After hearing contention of both the parties, referred necessary provisions and various case laws and concluded the following:

i. The Joint Commissioner while ordering a provisional attachment under section 83 was acting as a delegate of the Commissioner in pursuance of the delegation effected under Section 5(3) and an appeal against the order of provisional attachment was not available under Section 107 (1).

ii. The writ petition before the High Court under Article 226 of the Constitution challenging the order of provisional attachment was maintainable.

iii. The High Court has erred in dismissing the writ petition on the ground that it was not maintainable.

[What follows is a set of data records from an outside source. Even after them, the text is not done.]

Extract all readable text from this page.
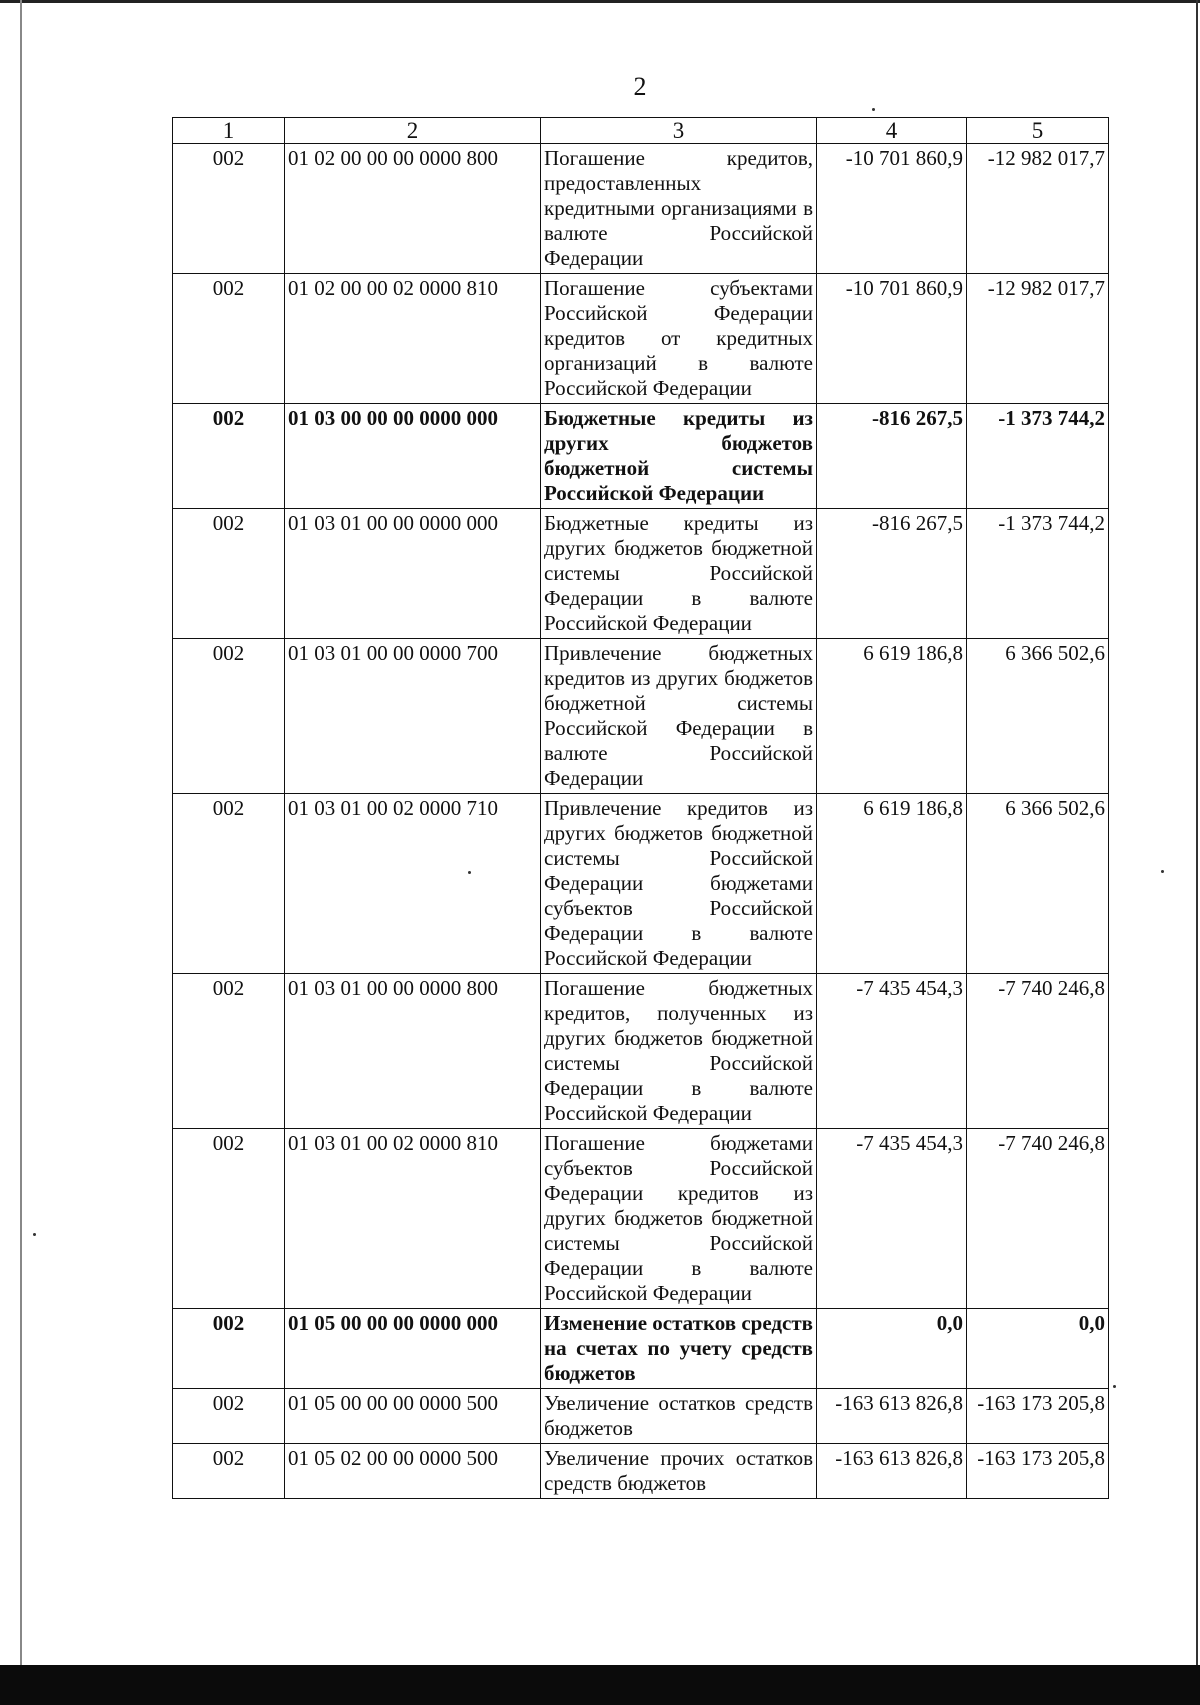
2
1	2	3	4	5
002	01 02 00 00 00 0000 800	Погашение кредитов, предоставленных кредитными организациями в валюте Российской Федерации	-10 701 860,9	-12 982 017,7
002	01 02 00 00 02 0000 810	Погашение субъектами Российской Федерации кредитов от кредитных организаций в валюте Российской Федерации	-10 701 860,9	-12 982 017,7
002	01 03 00 00 00 0000 000	Бюджетные кредиты из других бюджетов бюджетной системы Российской Федерации	-816 267,5	-1 373 744,2
002	01 03 01 00 00 0000 000	Бюджетные кредиты из других бюджетов бюджетной системы Российской Федерации в валюте Российской Федерации	-816 267,5	-1 373 744,2
002	01 03 01 00 00 0000 700	Привлечение бюджетных кредитов из других бюджетов бюджетной системы Российской Федерации в валюте Российской Федерации	6 619 186,8	6 366 502,6
002	01 03 01 00 02 0000 710	Привлечение кредитов из других бюджетов бюджетной системы Российской Федерации бюджетами субъектов Российской Федерации в валюте Российской Федерации	6 619 186,8	6 366 502,6
002	01 03 01 00 00 0000 800	Погашение бюджетных кредитов, полученных из других бюджетов бюджетной системы Российской Федерации в валюте Российской Федерации	-7 435 454,3	-7 740 246,8
002	01 03 01 00 02 0000 810	Погашение бюджетами субъектов Российской Федерации кредитов из других бюджетов бюджетной системы Российской Федерации в валюте Российской Федерации	-7 435 454,3	-7 740 246,8
002	01 05 00 00 00 0000 000	Изменение остатков средств на счетах по учету средств бюджетов	0,0	0,0
002	01 05 00 00 00 0000 500	Увеличение остатков средств бюджетов	-163 613 826,8	-163 173 205,8
002	01 05 02 00 00 0000 500	Увеличение прочих остатков средств бюджетов	-163 613 826,8	-163 173 205,8
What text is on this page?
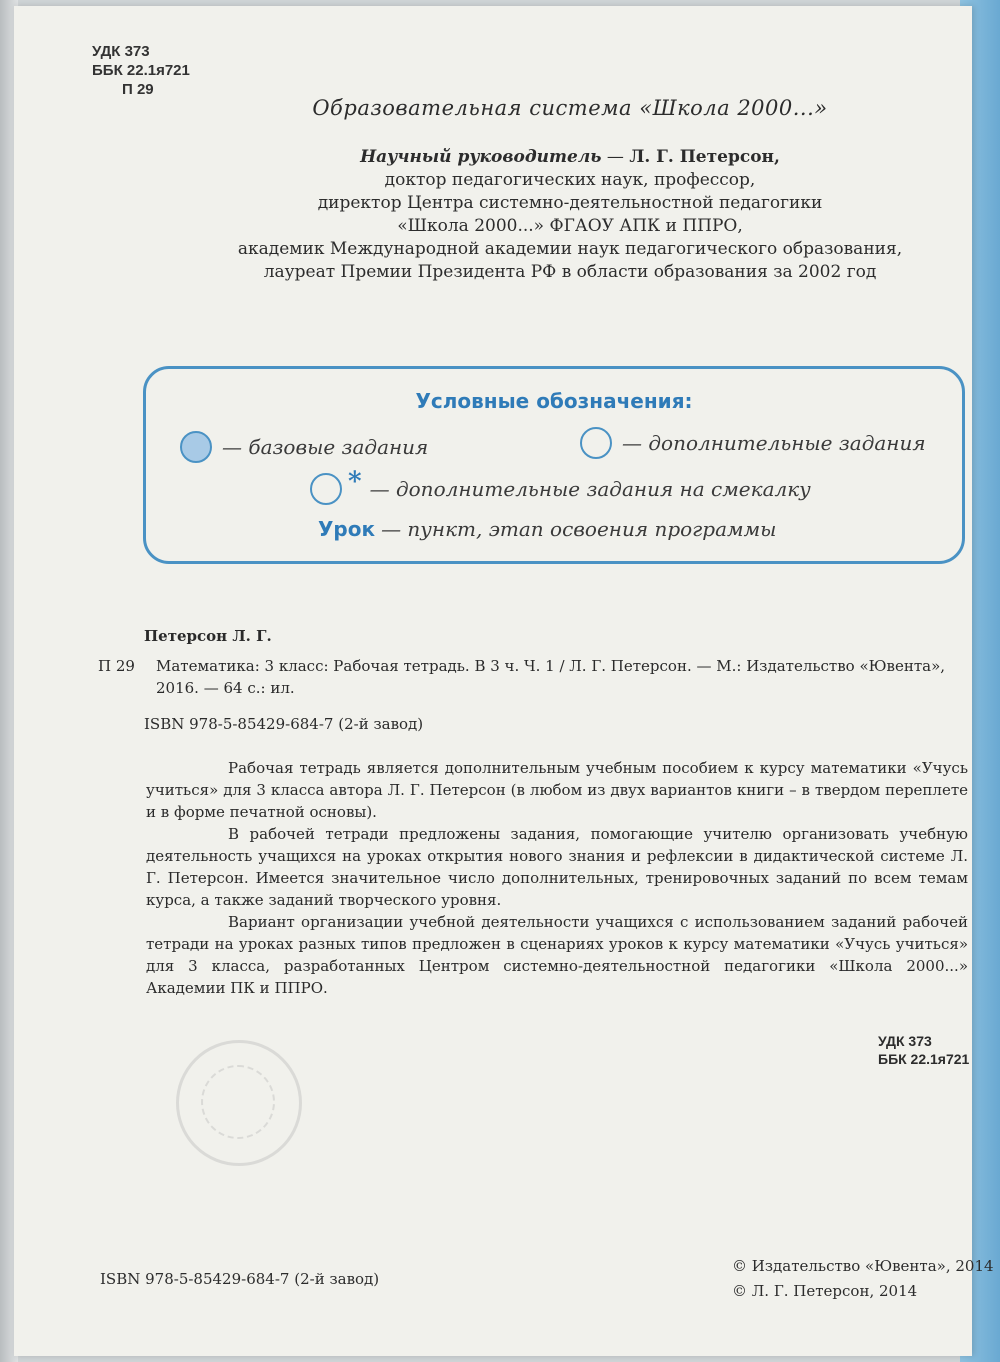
УДК 373
ББК 22.1я721
П 29
Образовательная система «Школа 2000...»
Научный руководитель — Л. Г. Петерсон,
доктор педагогических наук, профессор,
директор Центра системно-деятельностной педагогики
«Школа 2000...» ФГАОУ АПК и ППРО,
академик Международной академии наук педагогического образования,
лауреат Премии Президента РФ в области образования за 2002 год
Условные обозначения:
— базовые задания	— дополнительные задания
* — дополнительные задания на смекалку
Урок — пункт, этап освоения программы
Петерсон Л. Г.
П 29	Математика: 3 класс: Рабочая тетрадь. В 3 ч. Ч. 1 / Л. Г. Петерсон. — М.: Издательство «Ювента», 2016. — 64 с.: ил.
ISBN 978-5-85429-684-7 (2-й завод)

Рабочая тетрадь является дополнительным учебным пособием к курсу математики «Учусь учиться» для 3 класса автора Л. Г. Петерсон (в любом из двух вариантов книги – в твердом переплете и в форме печатной основы).

В рабочей тетради предложены задания, помогающие учителю организовать учебную деятельность учащихся на уроках открытия нового знания и рефлексии в дидактической системе Л. Г. Петерсон. Имеется значительное число дополнительных, тренировочных заданий по всем темам курса, а также заданий творческого уровня.

Вариант организации учебной деятельности учащихся с использованием заданий рабочей тетради на уроках разных типов предложен в сценариях уроков к курсу математики «Учусь учиться» для 3 класса, разработанных Центром системно-деятельностной педагогики «Школа 2000...» Академии ПК и ППРО.

УДК 373
ББК 22.1я721
ISBN 978-5-85429-684-7 (2-й завод)
© Издательство «Ювента», 2014
© Л. Г. Петерсон, 2014
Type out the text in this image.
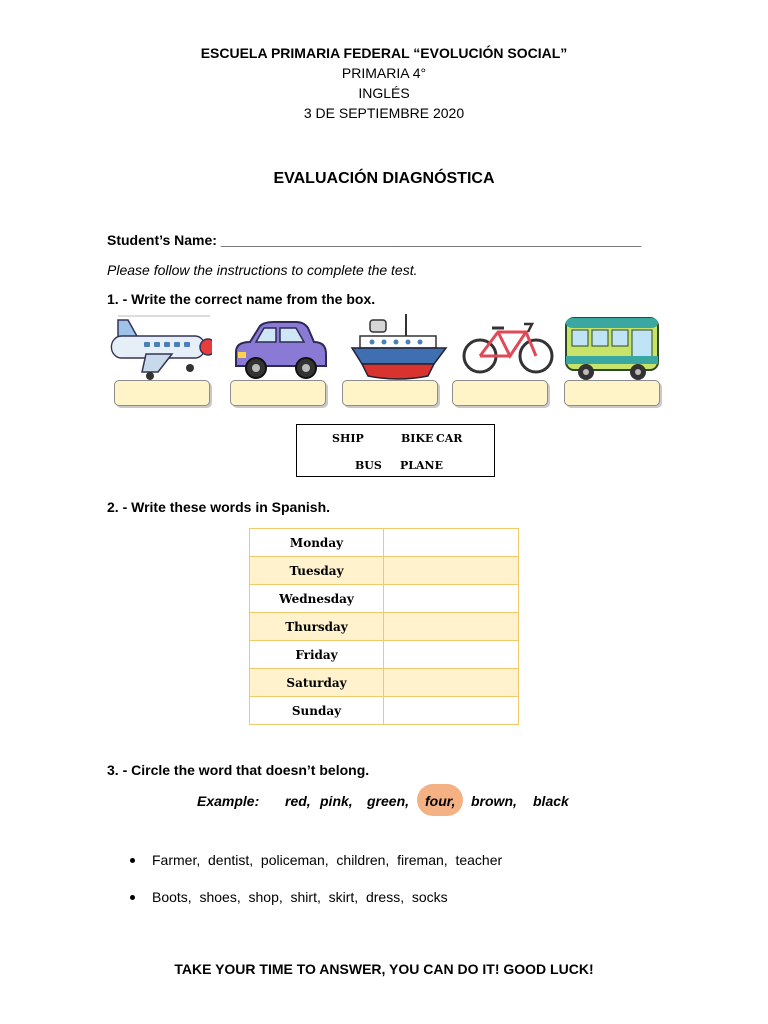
ESCUELA PRIMARIA FEDERAL “EVOLUCIÓN SOCIAL”
PRIMARIA 4°
INGLÉS
3 DE SEPTIEMBRE 2020
EVALUACIÓN DIAGNÓSTICA
Student’s Name: ______________________________________________________
Please follow the instructions to complete the test.
1. - Write the correct name from the box.
SHIP	BIKE CAR
BUS PLANE
2. - Write these words in Spanish.
Monday	
Tuesday	
Wednesday	
Thursday	
Friday	
Saturday	
Sunday	
3. - Circle the word that doesn’t belong.
Example: red, pink, green, four, brown, black
Farmer,  dentist,  policeman,  children,  fireman,  teacher
Boots,  shoes,  shop,  shirt,  skirt,  dress,  socks
TAKE YOUR TIME TO ANSWER, YOU CAN DO IT! GOOD LUCK!
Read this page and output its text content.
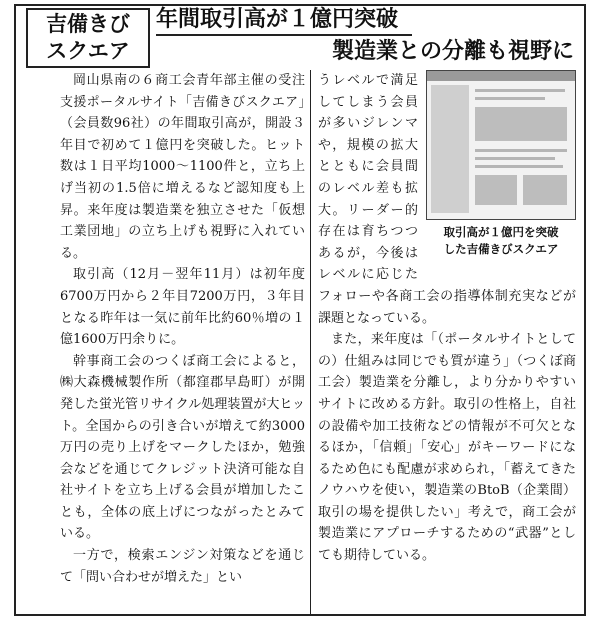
吉備きび
スクエア
年間取引高が１億円突破
製造業との分離も視野に

岡山県南の６商工会青年部主催の受注支援ポータルサイト「吉備きびスクエア」（会員数96社）の年間取引高が，開設３年目で初めて１億円を突破した。ヒット数は１日平均1000～1100件と，立ち上げ当初の1.5倍に増えるなど認知度も上昇。来年度は製造業を独立させた「仮想工業団地」の立ち上げも視野に入れている。

取引高（12月－翌年11月）は初年度6700万円から２年目7200万円，３年目となる昨年は一気に前年比約60％増の１億1600万円余りに。

幹事商工会のつくぼ商工会によると，㈱大森機械製作所（都窪郡早島町）が開発した蛍光管リサイクル処理装置が大ヒット。全国からの引き合いが増えて約3000万円の売り上げをマークしたほか，勉強会などを通じてクレジット決済可能な自社サイトを立ち上げる会員が増加したことも，全体の底上げにつながったとみている。

一方で，検索エンジン対策などを通じて「問い合わせが増えた」とい

取引高が１億円を突破
した吉備きびスクエア

うレベルで満足してしまう会員が多いジレンマや，規模の拡大とともに会員間のレベル差も拡大。リーダー的存在は育ちつつあるが，今後はレベルに応じたフォローや各商工会の指導体制充実などが課題となっている。

また，来年度は「（ポータルサイトとしての）仕組みは同じでも質が違う」（つくぼ商工会）製造業を分離し，より分かりやすいサイトに改める方針。取引の性格上，自社の設備や加工技術などの情報が不可欠となるほか，「信頼」「安心」がキーワードになるため色にも配慮が求められ，「蓄えてきたノウハウを使い，製造業のBtoB（企業間）取引の場を提供したい」考えで，商工会が製造業にアプローチするための“武器”としても期待している。
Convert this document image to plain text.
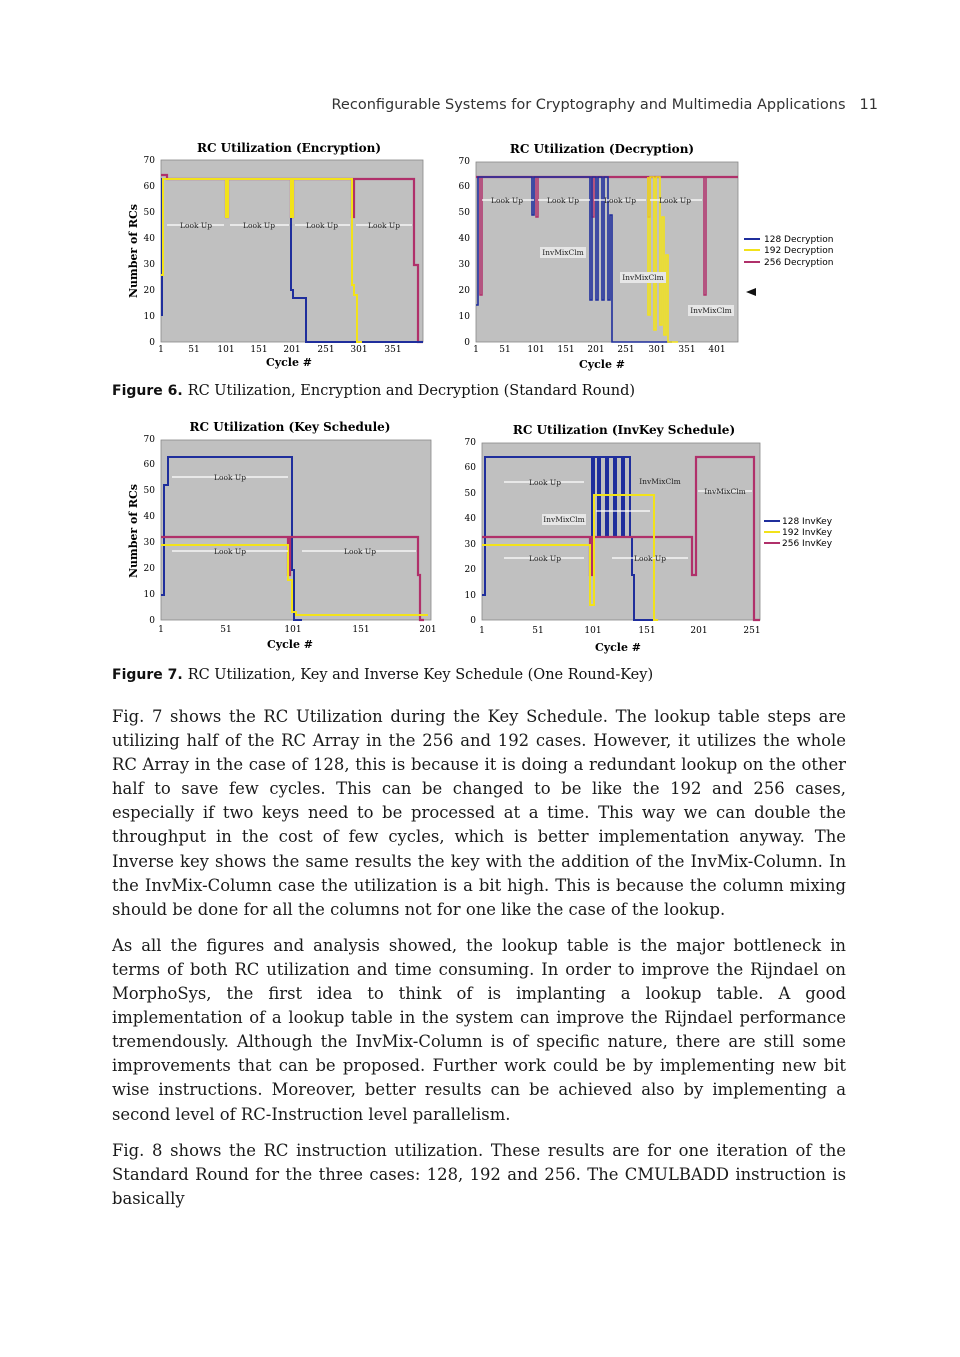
Reconfigurable Systems for Cryptography and Multimedia Applications 11
RC Utilization (Encryption)
Number of RCs
0
10
20
30
40
50
60
70
1	51 101 151 201 251 301 351
Cycle #
Look Up	Look Up	Look Up	Look Up
RC Utilization (Decryption)
0
10
20
30
40
50
60
70
1 51 101 151 201 251 301 351 401
Cycle #
Look Up	Look Up	Look Up	Look Up
InvMixClm
InvMixClm
InvMixClm
128 Decryption
192 Decryption
256 Decryption
Figure 6. RC Utilization, Encryption and Decryption (Standard Round)
RC Utilization (Key Schedule)
Number of RCs
0
10
20
30
40
50
60
70
1	51	101	151	201
Cycle #
Look Up
Look Up	Look Up
RC Utilization (InvKey Schedule)
0
10
20
30
40
50
60
70
1	51	101	151	201	251
Cycle #
Look Up	InvMixClm
InvMixClm
InvMixClm
Look Up	Look Up
128 InvKey
192 InvKey
256 InvKey
Figure 7. RC Utilization, Key and Inverse Key Schedule (One Round-Key)

Fig. 7 shows the RC Utilization during the Key Schedule. The lookup table steps are utilizing half of the RC Array in the 256 and 192 cases. However, it utilizes the whole RC Array in the case of 128, this is because it is doing a redundant lookup on the other half to save few cycles. This can be changed to be like the 192 and 256 cases, especially if two keys need to be processed at a time. This way we can double the throughput in the cost of few cycles, which is better implementation anyway. The Inverse key shows the same results the key with the addition of the InvMix-Column. In the InvMix-Column case the utilization is a bit high. This is because the column mixing should be done for all the columns not for one like the case of the lookup.

As all the figures and analysis showed, the lookup table is the major bottleneck in terms of both RC utilization and time consuming. In order to improve the Rijndael on MorphoSys, the first idea to think of is implanting a lookup table. A good implementation of a lookup table in the system can improve the Rijndael performance tremendously. Although the InvMix-Column is of specific nature, there are still some improvements that can be proposed. Further work could be by implementing new bit wise instructions. Moreover, better results can be achieved also by implementing a second level of RC-Instruction level parallelism.

Fig. 8 shows the RC instruction utilization. These results are for one iteration of the Standard Round for the three cases: 128, 192 and 256. The CMULBADD instruction is basically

iv. The power to order a provisional attachment of the property of the taxable person including a bank account is draconian in nature and the conditions which are prescribed by the statute for a valid exercise of the power must be strictly fulfilled.

v. The exercise of the power for ordering a provisional attachment must be preceded by the formation of an opinion by the Commissioner that it is necessary so to do for the purpose of protecting the interest of thegovernment revenue. Before ordering a provisional attachment the Commissioner must form an opinion on the basis of tangible material that the assessee is likely to defeat the demand, if any, and that therefore, it is necessary so to do for the purpose of protecting the interest of the government revenue.

vi. The expression “necessary so to do for protecting the government revenue” implicates that the interests of the government revenue cannot be protected without ordering a provisional attachment.

vii. The formation of an opinion by the Commissioner under Section 83(1) must be based on tangible material bearing on the necessity of ordering aprovisional attachment for the purpose of protecting the interest of the government revenue.

viii. In the facts of the present case, there was a clear non-application of mind by the Joint Commissioner to the provisions of Section 83, rendering the provisional attachment illegal.

ix. Under the provisions of Rule 159(5), the person whose property is attached is entitled to dual procedural safeguards:

a) An entitlement to submit objections on the ground that the property was or is not liable to attachment; and

b) An opportunity of being heard; There has been a breach of the mandatory requirement of Rule 159(5) and the Commissioner was clearly misconceived in law in coming into conclusion that he had a discretion on whether or not to grant an opportunity of being heard.

x. The Commissioner is duty bound to deal with the objections to the attachment by passing a reasoned order which must be communicated to the taxable person whose property is attached.

xi. A final order having been passed under Section 74(9), the proceedings under Section 74 are no longer pending as a result of which the provisional attachment must come to an end; and

xii. The appellant having filed an appeal against the order under section 74(9), the provisions of sub-Sections 6 and 7 of Section 107 will come into operation in regard to the payment of the tax and stay on the recovery of the balance as stipulated in those provisions, pending the disposal of the appeal. (Para 72)

Subsequently, the petition is allowed in the aforesaid terms.